Der "Rucksack" ist keine Fremdsprachen-Last

HINTERGRUND / HALLEIN / INTEGRATION

26/02/10 "Wir müssen dafür sorgen, dass neunhundert Migranten-Kinder pro Jahrgang besser Deutsch lernen und dabei nicht vergessen, auch den wachsenden Anteil von Kindern mit deutscher Muttersprache, die Sprachdefizite aufweisen, auf die Sprünge zu helfen." So Doraja Eberle, die für die Integration zuständige Landesrätin.

Nach den statistischen Erhebungen gibt es bei den 5.300 Fünfjährigen im Land rund 1.150 Kinder mit sprachlichem Förderbedarf: 250 davon (also knapp ein Viertel) haben Deutsch als Muttersprache, 900 (drei Vierte) haben Migrationshintergrund.

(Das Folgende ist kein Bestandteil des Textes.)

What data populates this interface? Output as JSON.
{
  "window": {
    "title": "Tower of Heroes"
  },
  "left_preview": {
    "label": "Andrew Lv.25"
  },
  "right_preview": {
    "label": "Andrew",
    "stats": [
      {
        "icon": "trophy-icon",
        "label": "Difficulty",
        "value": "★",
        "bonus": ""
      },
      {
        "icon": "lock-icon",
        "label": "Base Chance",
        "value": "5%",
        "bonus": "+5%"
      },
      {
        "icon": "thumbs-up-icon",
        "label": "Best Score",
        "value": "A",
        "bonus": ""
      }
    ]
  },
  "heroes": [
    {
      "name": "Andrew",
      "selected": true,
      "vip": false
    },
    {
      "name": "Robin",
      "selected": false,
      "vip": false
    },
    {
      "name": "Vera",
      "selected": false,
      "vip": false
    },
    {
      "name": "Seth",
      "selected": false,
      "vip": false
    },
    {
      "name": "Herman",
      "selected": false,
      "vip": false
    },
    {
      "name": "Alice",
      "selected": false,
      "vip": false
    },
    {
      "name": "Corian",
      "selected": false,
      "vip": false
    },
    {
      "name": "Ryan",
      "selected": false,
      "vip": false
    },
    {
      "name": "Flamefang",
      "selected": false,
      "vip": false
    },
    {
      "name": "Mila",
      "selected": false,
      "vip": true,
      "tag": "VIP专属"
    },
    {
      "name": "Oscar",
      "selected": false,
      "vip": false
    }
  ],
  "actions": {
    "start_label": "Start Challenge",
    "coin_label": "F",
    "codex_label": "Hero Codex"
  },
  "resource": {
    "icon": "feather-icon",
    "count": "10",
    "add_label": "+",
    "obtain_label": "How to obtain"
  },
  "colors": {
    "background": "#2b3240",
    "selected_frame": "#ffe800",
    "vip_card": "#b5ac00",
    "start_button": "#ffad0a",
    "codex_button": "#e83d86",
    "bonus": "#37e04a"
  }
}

Von etwa 225 Kindergärten im Land Salzburg befinden sich die dreißig Kindergärten mit dem höchsten Ausländeranteil (40 bis 80 Prozent) in sechs Gemeinden (Stadt Salzburg, Hallein, Bischofshofen, Schwarzach im Pongau, Bad Gastein und Mittersill). Nur in 35 Kindergärten, darunter auch welche in der Stadt Salzburg, gibt es überhaupt keine Kinder mit nicht-deutscher Muttersprache. Dutzende Kindergärten haben Quoten von zehn bis 20 Prozent, das sind zwei bis fünf Kinder pro Gruppe. "Es gibt ‘Hot Spots‘, die klar eingegrenzt werden können und wo Reibungsflächen bestehen. Dort müssen wir ansetzen", betont Landesrätin Doraja Eberle.

Nach der Stadt Salzburg ist nun Hallein die erste Gemeinde im Land, in der das Projekt "Rucksack" durchgeführt wird. Es findet in zwei Einrichtungen statt: in der Tagesbetreuung Niedertorplatz und im Kindergarten Neualm. Eine bedarfsorientierte Ausweitung ist geplant.

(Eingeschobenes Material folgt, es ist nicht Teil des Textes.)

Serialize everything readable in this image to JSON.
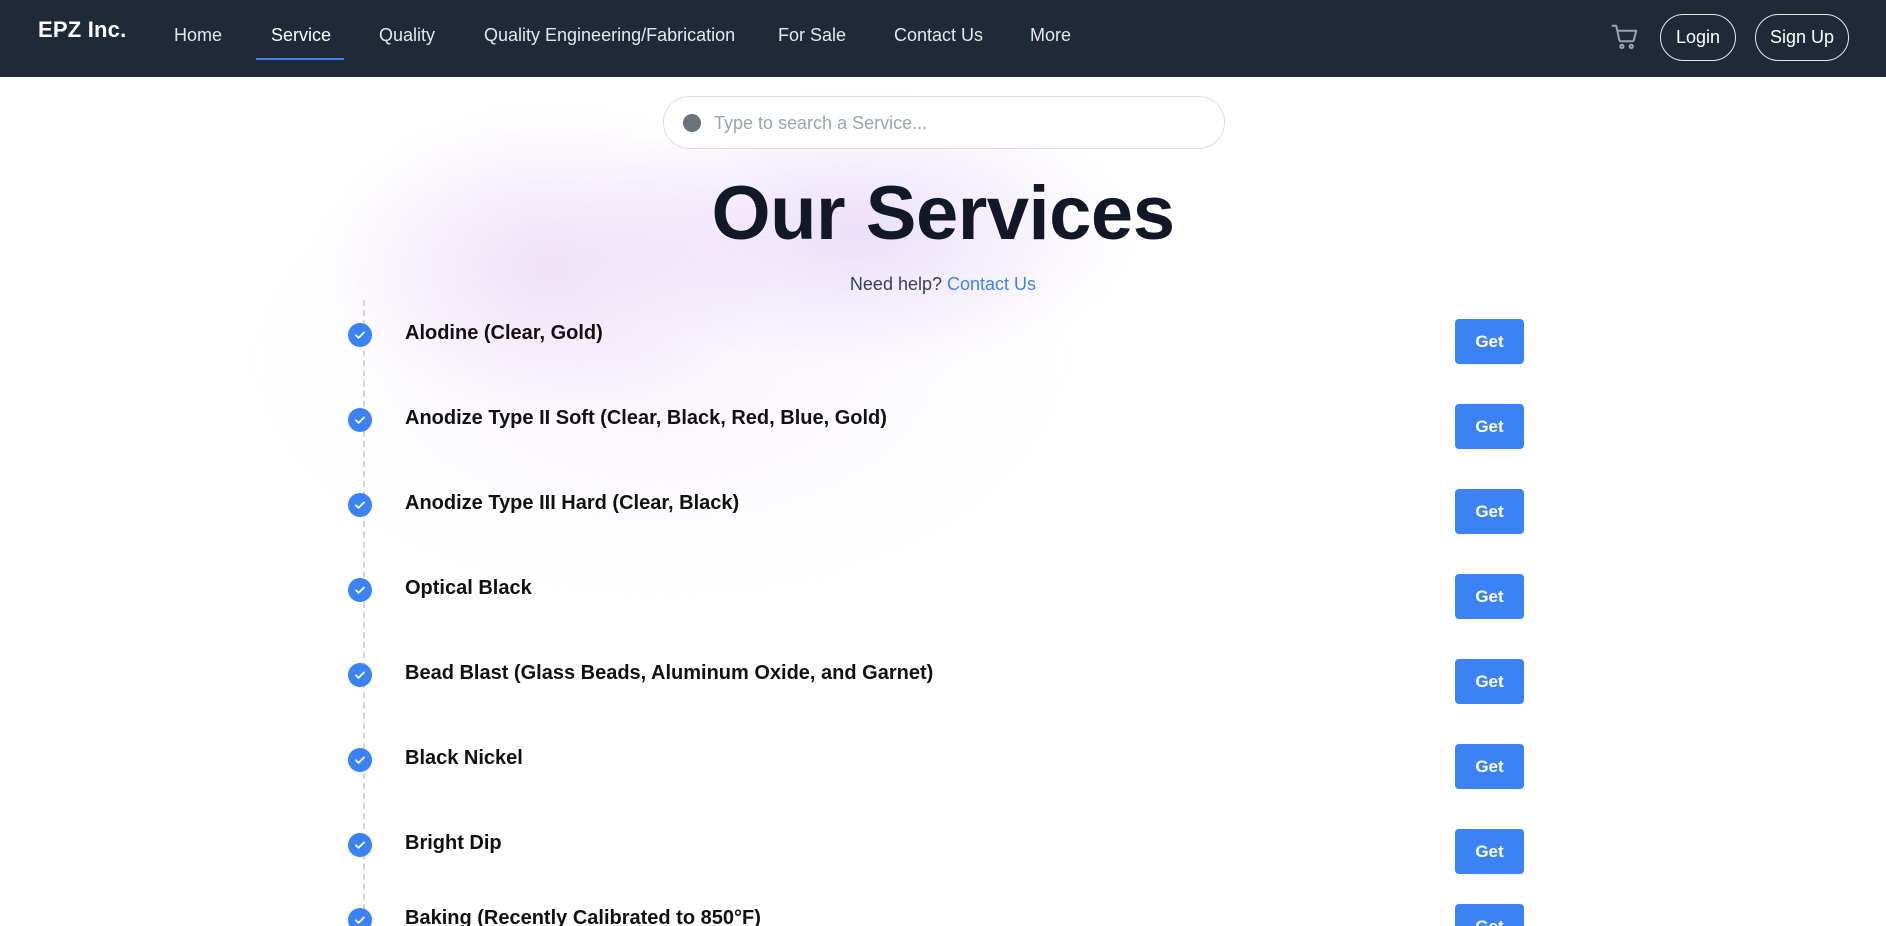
{
  "nav": {
    "brand": "EPZ Inc.",
    "items": [
      {
        "label": "Home",
        "active": false
      },
      {
        "label": "Service",
        "active": true
      },
      {
        "label": "Quality",
        "active": false
      },
      {
        "label": "Quality Engineering/Fabrication",
        "active": false
      },
      {
        "label": "For Sale",
        "active": false
      },
      {
        "label": "Contact Us",
        "active": false
      },
      {
        "label": "More",
        "active": false
      }
    ],
    "cart_icon": "shopping-cart-icon",
    "login_label": "Login",
    "signup_label": "Sign Up"
  },
  "search": {
    "placeholder": "Type to search a Service...",
    "value": ""
  },
  "main": {
    "title": "Our Services",
    "help_text": "Need help?",
    "help_link": "Contact Us"
  },
  "services": [
    {
      "name": "Alodine (Clear, Gold)",
      "button": "Get"
    },
    {
      "name": "Anodize Type II Soft (Clear, Black, Red, Blue, Gold)",
      "button": "Get"
    },
    {
      "name": "Anodize Type III Hard (Clear, Black)",
      "button": "Get"
    },
    {
      "name": "Optical Black",
      "button": "Get"
    },
    {
      "name": "Bead Blast (Glass Beads, Aluminum Oxide, and Garnet)",
      "button": "Get"
    },
    {
      "name": "Black Nickel",
      "button": "Get"
    },
    {
      "name": "Bright Dip",
      "button": "Get"
    },
    {
      "name": "Baking (Recently Calibrated to 850°F)",
      "button": "Get"
    }
  ],
  "colors": {
    "navbar": "#1f2937",
    "accent": "#3b82f6",
    "title": "#111827"
  }
}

Worum geht es beim "Rucksack-Projekt"? Wer beispielsweise gut Türkisch, Serbokroatisch kann, tut sich leichter beim Deutsch-Lernen als junge Leute, die in einem polyglotten Kauderwelsch aufwachsen. Aus der Forschung weiß man, dass eine gut entwickelte Erst- beziehungsweise Muttersprache die Basis für das Erlernen jeder weiteren Sprache darstellt, aber auch für die soziale und emotionale Kompetenz eines Kindes ein wichtiger Faktor ist.

Beim "Rucksack-Projekt" werden die Eltern miteinbezogen, indem sie in ihrer Rolle "als Experten für den Erwerb der Erstsprache" bestärkt und gefördert werden. Die Eltern treffen sich einmal wöchentlich in der Kinderbetreuungseinrichtung. Dabei bekommen sie Anregungen für Aktivitäten, die sie zu Hause mit den Kindern in der jeweiligen Erstsprache der Kinder durchführen sollen. Themen sind dabei zum Beispiel Körper, Kleidung etc. Angeleitet werden die Gruppen von einer Mutter oder einem Vater, unterstützt von Pädagogen. Dabei bietet sich die Möglichkeit zum Austausch über aktuelle Erziehungsfragen mit anderen Eltern und mit Pädagogen.

Im Kindergarten werden die aktuellen Themen des Rucksack-Projektes zeitgleich auf Deutsch angeboten. Dadurch soll ein Lerngewinn in beiden Sprachen erzielt werden.

Der "Rucksack" unterstützt die ganzheitliche Förderung der Kinder. Es entstehen nicht nur Kontakte zwischen Eltern und Pädagogen, sondern auch innerhalb der Familie. "Die Kinder freuen sich auf die tägliche Zeit mit den Eltern, die nur ihnen gehört", so eine praktische Erfahrung. Das Projekt wurde ursprünglich von der RAA (Regionale Arbeitsstellen zur Förderung von Kindern und Jugendlichen aus Zuwandererfamilien) in Essen (Deutschland) entwickelt. (Landeskorrespondenz)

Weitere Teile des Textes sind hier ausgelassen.